Heavy crackdown on youth gangs counter-productive: study

Tough police crackdowns on gang violence are counterproductive and lead to better-organized gangs, a new study showed amid talks between US and Latin American police chiefs to hammer out a global strategy to tackle the scourge.

The year-long study, conducted in El Salvador, Honduras, Guatemala, Mexico and the US capital, said repressive police actions against youth gangs have actually made the problem worse. "The research shows that gangs have grown more organized rather than less in response to hard-line police approaches. Public security has not improved as a result of these strategies," said the researchers led by the Instituto Tecnologico Autonomo de Mexico, a private institute of higher education in Mexico City.

The report, released by the Washington Office on Latin America (WOLA), comes a day after a three-day international summit opened in Los Angeles with the aim of forging a strategy to curb the menace of violent criminal gangs.

Latino gangs that originated in Los Angeles have been blamed for smuggling drugs and weapons as well as murders, rapes and robberies.

The report recommends following "best practices" seen elsewhere in Central America and the United States.

Recommended practices cited by the report included police efforts in Washington to treat the problem comprehensively, "police involvement in prevention programs" in Nicaragua and local efforts in Central America to develop community-based responses.

The report called for such successful methods to be considered in Mexico, "where there is a need of preventive and coordinated responses."

In the case of Mexico, the investigators said they had reached "a surprising conclusion": gangs made up of Central American immigrants -- or linked to Central American youth gangs such as the Mara Salvatrucha or the 18th Street Gang (Mara 18) -- are not widespread. "Mexican youth gangs exist, and drug-trafficking criminal gangs are a serious security problem. But, despite alarmist rhetoric, research shows that Central American gangs are not a major problem in Mexico," the report said.

The investigators emphasized the nature of gangs varies from country to country. "Youth gangs are a serious threat to public security in El Salvador, Honduras and Guatemala" and represent "a much smaller problem" in Nicaragua, they said.

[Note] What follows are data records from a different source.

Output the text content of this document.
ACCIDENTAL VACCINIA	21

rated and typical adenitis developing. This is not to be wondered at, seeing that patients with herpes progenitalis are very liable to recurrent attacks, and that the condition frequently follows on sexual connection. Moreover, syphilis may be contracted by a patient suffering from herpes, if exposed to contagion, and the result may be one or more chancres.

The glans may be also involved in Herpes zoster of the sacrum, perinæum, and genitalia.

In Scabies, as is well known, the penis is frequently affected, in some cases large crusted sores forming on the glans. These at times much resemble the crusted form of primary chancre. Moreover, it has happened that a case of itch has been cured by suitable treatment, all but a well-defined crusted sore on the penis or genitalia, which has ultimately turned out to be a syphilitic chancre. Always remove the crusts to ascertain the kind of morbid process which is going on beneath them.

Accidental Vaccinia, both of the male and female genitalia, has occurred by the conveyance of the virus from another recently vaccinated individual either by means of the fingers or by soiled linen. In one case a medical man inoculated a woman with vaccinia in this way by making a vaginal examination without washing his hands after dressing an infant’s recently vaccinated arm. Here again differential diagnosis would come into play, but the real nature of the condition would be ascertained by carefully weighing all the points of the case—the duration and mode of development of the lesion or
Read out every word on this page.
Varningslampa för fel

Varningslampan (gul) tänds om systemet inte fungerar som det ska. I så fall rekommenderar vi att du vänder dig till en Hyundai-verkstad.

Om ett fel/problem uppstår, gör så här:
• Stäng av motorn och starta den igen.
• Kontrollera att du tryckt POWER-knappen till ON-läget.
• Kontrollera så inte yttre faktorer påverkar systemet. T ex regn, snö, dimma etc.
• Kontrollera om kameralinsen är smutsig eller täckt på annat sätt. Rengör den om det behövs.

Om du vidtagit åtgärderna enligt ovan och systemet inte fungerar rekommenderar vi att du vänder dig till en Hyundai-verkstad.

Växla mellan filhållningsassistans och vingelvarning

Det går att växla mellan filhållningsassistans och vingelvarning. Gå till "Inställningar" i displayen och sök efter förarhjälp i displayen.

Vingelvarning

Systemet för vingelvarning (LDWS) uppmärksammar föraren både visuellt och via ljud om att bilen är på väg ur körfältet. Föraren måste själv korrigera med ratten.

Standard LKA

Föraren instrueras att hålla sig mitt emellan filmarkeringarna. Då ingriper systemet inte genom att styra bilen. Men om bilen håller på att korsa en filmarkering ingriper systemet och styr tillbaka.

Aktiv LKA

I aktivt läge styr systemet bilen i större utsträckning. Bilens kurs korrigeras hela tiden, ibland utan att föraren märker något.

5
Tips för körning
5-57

In the Washington area, gangs made up of Central American immigrants or the children of immigrants are active in certain areas, "but are not at this time a major public security issue," they said.

In San Salvador on Monday, US Attorney General Alberto Gonzales and his Central American counterparts weighed proposed cooperation projects to fight youth gangs which have become a criminal transnational problem.

The international summit underway in Los Angeles has drawn police chiefs from Mexico, Belize, El Salvador, Guatemala, Honduras and the United States as well as officials from the FBI and the US Justice Department.

In Central America, according to local police estimates, more than 200,000 marginalized youths, many of them deported from US cities, are members of gangs, including the notorious Mara Salvatruch and Mara 18.